Le Temps

Face aux sommes folles versées aux mineurs, le dilemme des parents

- LAURENT FAVRE t @LaurentFav­re

Les Football Leaks ont montré que les jeunes espoirs faisaient l’objet d’une intense surenchère financière entre les grands clubs. Les parents sont-ils complices?

A la suite des Football Leaks, qui révélaient lundi comment les clubs contournai­ent la loi pour offrir indirectem­ent de fortes sommes d’argent à des joueurs mineurs, le journal L’Equipe a donné mardi quelques exemples éloquents: 3 millions d’euros à Stanley Nsoki, 19 ans, issu du centre de formation du PSG pour signer… au PSG; 20 millions d’euros pour le transfert cet été à l’AS Monaco de l’attaquant lyonnais Willem Geubbels, 17 ans, trois bouts de matchs en Ligue 1; 30000 euros versés chaque mois par Lille à Ferhat Cogalan (16 ans). «Aujourd’hui, un solide espoir de 16 ou 17 ans a plus de valeur qu’un joueur moyen de L1 qui a cinq ans de profession­nalisme», témoigne un agent de joueurs.

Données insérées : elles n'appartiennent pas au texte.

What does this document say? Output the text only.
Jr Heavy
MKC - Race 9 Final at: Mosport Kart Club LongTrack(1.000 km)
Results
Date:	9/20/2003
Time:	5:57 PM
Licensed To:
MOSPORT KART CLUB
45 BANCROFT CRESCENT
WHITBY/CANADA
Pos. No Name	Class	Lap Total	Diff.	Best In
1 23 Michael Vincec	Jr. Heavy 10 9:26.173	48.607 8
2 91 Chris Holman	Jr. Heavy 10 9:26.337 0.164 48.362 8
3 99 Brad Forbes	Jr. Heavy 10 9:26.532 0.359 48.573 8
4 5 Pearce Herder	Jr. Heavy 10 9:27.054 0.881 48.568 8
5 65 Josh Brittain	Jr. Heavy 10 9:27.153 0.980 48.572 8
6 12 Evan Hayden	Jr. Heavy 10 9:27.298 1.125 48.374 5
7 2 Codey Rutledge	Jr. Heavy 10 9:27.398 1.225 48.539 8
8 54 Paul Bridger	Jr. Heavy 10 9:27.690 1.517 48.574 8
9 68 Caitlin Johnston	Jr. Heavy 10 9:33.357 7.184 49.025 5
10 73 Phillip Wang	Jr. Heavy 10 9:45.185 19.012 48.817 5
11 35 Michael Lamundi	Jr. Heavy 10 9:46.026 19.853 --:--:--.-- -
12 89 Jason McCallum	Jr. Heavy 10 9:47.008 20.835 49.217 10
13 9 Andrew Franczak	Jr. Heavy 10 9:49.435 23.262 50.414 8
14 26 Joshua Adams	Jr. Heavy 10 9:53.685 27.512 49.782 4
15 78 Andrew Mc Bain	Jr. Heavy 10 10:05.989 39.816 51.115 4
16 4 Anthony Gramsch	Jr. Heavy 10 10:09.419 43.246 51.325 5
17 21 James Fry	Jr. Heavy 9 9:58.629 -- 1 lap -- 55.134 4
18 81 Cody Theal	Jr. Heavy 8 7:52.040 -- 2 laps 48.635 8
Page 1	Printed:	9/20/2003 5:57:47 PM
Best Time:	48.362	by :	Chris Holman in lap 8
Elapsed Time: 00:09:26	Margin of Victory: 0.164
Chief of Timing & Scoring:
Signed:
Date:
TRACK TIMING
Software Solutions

Le caractère spéculatif du football business est ainsi fait que vous pouvez désormais devenir riche sans jamais jouer au plus haut niveau. La question de privilégie­r l’argent ou la carrière devient brûlante pour les parents de joueurs mineurs. Un père digne de ce nom n’ignore pas combien il est dangereux de placer un enfant de 12 ans au coeur du «projet familial», quand ce n’est pas en faire déjà un soutien de famille. Il sait sans doute aussi que 100000 ou 200000 francs versés par un grand club ne signifient pas que son fils compte vraiment pour eux, surtout pas dans des centres de formation où un taux d’échec de 95% est considéré comme normal. Dès lors, que faut-il faire? Face à de telles sommes, prendre l’argent n’offre-t-il pas davantage de gage pour l’avenir?

J’ai joué en amateur avec ou contre des pères dont les fils sont aujourd’hui profession­nels (ou tentent de l’être). Chaque cas est différent, chacun a fait au mieux, aucun n’a de certitude pour l’avenir. L’un a fait le choix de la raison, privilégié le club local, le lien maintenu avec la famille, plutôt que de signer à Arsenal. Il le regrette aujourd’hui, se dit que quitte à tenter le foot pro, il aurait fallu viser le plus haut possible, parce que échouer à Arsenal vous donne tout de même une valeur sur le marché, donc souvent une deuxième chance, voire une troisième.

Un autre a signé dans un grand club anglais. Toute la famille a déménagé, le club a trouvé un emploi au père. Situation potentiell­ement stressante pour le jeune mais ses parents ont le sentiment d’avoir tout fait pour lui permettre de réaliser son rêve. Il approche de l’âge critique, celui où il faut jouer, se faire une place parmi les adultes. Pas facile. Mediapart a montré qu’un club comme Manchester City faisait jouer certains jeunes juste pour lester leur valeur marchande du label «vu en Premier League».

Troisième cas, une famille de Marseille rencontrée lors d’un reportage en début d’année. Bon joueur mais petite taille, ce recalé des centres de formation fait la tournée des «académies» privées. Certaines sont des arnaques. Les parents le suivent aux stages de détection, ont pris un crédit pour financer les formations, espèrent, encouragen­t. Eux aussi pensent faire au mieux. A tous, seul le temps apportera une réponse, au cas par cas.